Wheat flour sales have fallen 5-7%, reflecting reduced offtake from bread and biscuit makers, while cooking oil demand is down about 6%.
“The demand for refined wheat flour (maida) from the bakery industry for bread and biscuits has reduced by about 5-7% since last 15-20 days due to the shortage of LPG fuel and is feared to go down further,” said Rohit Khaitan, vice president at the Roller Flour Millers’ Federation of India. “With the new crop already in the market, this may put the prices of wheat further under stress.”The pressure is most visible in the edible oil market, where the bulk consumers have cut purchases. Hotels, restaurants and catering services along with millions of street-side vendors typically consume about 3.5 lakh tonnes of palm oil and 1.5 lakh tonnes of soybean oil each month.
That demand has shrunk.
“The consumption of palm oil by hotels, restaurants and canteens has declined by 40%… while soybean oil consumption is down by about 25%,” said Sandeep Bajoria, chief executive officer at Sunvin Group. Overall, demand from institutional and small food businesses has fallen 30-35%, he said.Yet prices haven’t eased.

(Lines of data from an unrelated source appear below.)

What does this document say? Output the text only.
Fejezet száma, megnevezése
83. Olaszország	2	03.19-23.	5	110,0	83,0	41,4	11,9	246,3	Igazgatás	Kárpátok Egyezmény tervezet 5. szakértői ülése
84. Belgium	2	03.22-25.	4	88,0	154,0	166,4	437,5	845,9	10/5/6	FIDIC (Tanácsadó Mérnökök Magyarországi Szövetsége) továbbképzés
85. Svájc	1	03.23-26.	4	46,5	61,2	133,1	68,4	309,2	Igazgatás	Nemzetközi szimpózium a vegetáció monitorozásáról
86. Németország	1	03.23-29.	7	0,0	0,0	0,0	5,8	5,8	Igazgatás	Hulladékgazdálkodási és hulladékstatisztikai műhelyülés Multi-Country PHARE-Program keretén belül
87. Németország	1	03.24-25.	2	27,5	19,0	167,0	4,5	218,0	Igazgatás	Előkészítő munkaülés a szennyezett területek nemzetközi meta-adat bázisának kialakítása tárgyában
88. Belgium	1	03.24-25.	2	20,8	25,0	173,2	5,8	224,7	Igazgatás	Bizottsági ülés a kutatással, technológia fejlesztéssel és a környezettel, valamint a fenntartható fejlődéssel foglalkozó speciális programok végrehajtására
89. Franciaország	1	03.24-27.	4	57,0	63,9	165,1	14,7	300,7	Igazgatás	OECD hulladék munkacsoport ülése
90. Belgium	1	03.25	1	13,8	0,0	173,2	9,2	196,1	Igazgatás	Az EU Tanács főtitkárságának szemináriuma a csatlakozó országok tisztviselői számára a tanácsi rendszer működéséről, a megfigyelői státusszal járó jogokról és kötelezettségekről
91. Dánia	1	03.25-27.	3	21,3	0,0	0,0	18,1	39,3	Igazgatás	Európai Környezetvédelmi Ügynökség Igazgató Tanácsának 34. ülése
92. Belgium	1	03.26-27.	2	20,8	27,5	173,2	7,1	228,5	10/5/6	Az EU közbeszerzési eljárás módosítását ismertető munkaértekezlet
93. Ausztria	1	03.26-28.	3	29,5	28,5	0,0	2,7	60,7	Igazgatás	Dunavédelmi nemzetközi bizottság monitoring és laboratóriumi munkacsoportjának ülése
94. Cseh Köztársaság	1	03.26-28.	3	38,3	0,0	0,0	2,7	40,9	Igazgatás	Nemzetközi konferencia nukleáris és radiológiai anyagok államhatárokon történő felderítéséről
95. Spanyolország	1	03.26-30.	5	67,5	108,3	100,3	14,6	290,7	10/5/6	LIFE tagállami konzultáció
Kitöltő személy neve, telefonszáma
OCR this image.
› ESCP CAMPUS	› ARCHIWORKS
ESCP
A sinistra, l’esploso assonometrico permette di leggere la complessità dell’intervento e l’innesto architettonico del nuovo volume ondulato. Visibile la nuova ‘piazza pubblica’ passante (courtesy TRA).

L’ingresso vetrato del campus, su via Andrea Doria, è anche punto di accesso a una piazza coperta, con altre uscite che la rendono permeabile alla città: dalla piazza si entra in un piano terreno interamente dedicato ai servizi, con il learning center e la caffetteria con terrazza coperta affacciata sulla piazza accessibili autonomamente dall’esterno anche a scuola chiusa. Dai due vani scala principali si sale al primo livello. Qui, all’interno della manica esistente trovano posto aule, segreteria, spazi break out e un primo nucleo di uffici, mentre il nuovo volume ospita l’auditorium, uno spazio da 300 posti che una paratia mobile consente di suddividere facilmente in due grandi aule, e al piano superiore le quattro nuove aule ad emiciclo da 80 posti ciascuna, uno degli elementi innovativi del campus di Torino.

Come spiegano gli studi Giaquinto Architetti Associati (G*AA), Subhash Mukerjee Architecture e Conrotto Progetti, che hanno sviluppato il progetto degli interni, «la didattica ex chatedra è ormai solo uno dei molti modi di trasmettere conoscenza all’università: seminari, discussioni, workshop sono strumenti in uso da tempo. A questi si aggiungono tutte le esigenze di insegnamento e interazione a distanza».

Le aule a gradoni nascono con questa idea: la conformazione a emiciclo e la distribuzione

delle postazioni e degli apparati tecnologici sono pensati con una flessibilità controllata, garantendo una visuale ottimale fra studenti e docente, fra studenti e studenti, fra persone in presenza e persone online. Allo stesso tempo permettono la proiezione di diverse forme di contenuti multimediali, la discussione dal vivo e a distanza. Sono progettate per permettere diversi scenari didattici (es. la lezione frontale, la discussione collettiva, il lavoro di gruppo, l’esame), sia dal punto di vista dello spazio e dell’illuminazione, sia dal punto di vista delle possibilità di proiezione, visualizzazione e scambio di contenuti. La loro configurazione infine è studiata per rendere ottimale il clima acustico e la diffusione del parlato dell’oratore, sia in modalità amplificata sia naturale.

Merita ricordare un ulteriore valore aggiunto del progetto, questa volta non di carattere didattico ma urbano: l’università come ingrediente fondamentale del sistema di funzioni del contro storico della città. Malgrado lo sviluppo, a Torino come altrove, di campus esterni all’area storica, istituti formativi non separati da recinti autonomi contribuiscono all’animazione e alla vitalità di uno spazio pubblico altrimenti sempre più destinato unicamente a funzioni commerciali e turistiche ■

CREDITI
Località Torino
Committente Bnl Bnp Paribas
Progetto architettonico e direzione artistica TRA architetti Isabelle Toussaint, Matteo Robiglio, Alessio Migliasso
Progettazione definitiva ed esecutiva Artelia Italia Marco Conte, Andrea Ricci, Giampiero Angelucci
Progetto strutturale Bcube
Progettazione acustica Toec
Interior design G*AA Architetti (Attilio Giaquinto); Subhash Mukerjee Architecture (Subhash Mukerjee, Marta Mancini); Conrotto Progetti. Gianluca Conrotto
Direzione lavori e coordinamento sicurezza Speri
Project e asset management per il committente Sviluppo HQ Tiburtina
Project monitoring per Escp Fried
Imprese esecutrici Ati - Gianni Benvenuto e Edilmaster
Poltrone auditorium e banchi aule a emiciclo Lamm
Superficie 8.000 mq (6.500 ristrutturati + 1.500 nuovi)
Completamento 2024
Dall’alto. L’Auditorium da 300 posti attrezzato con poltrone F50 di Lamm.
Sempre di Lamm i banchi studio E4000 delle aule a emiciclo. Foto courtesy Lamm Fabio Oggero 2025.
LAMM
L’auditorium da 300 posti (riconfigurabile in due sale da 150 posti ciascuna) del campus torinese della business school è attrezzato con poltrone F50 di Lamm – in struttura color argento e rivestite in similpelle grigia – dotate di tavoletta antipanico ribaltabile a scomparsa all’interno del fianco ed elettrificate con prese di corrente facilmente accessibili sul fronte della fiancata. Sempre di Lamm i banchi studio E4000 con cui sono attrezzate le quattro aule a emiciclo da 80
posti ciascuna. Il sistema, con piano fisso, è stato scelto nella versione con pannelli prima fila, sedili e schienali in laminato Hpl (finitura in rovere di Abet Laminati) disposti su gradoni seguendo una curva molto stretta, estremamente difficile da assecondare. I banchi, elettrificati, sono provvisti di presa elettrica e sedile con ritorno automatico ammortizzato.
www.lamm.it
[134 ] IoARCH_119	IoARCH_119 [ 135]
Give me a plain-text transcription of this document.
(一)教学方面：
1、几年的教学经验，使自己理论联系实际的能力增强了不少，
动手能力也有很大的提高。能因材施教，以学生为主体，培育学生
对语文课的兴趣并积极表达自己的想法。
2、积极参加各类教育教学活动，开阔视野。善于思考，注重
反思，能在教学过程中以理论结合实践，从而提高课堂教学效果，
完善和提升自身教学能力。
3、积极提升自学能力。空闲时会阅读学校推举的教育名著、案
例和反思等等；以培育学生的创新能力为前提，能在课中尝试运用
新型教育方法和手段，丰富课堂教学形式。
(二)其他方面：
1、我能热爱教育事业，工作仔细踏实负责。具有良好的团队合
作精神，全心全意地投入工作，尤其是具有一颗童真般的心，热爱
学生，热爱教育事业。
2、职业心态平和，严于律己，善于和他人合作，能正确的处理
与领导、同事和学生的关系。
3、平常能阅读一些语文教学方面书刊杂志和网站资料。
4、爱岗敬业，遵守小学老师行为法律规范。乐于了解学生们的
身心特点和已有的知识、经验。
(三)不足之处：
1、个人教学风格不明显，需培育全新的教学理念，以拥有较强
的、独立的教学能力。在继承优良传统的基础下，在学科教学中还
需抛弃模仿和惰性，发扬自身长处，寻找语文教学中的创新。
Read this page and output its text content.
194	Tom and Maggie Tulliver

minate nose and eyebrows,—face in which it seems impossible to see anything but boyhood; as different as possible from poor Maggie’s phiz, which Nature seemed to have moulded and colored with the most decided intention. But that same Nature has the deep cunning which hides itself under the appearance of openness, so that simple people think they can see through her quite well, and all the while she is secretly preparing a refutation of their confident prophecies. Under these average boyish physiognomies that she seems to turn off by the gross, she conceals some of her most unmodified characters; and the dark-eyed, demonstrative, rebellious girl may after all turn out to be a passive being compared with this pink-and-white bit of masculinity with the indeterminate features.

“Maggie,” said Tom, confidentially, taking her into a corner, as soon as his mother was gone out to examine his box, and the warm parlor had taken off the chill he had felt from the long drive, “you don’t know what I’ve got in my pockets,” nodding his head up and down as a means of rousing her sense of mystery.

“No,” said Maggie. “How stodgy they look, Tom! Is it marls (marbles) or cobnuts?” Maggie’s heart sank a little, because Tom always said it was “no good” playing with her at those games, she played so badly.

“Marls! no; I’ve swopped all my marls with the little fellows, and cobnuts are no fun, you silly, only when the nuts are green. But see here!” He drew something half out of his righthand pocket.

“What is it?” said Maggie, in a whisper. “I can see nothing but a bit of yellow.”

“Although edible oil consumption has declined due to reduced demand from hotels and restaurants, the increase in freight, forex and fuel prices are keeping cooking oil prices firm in the off season,” said BV Mehta, executive director of the Solvent Extractors’ Association of India.
The disruption indicates the critical role of informal food networks from office canteens to roadside stalls in driving commodity demand. With LPG supplies constrained, many of these operators have cut hours, trimmed menus, or temporarily shut shop, hitting consumption at the margin.
Demand for gram flour, or besan, a staple for India’s fried snacks, has dropped 10-12% as roadside eateries and small food businesses scale back or shut operations due to fuel shortage.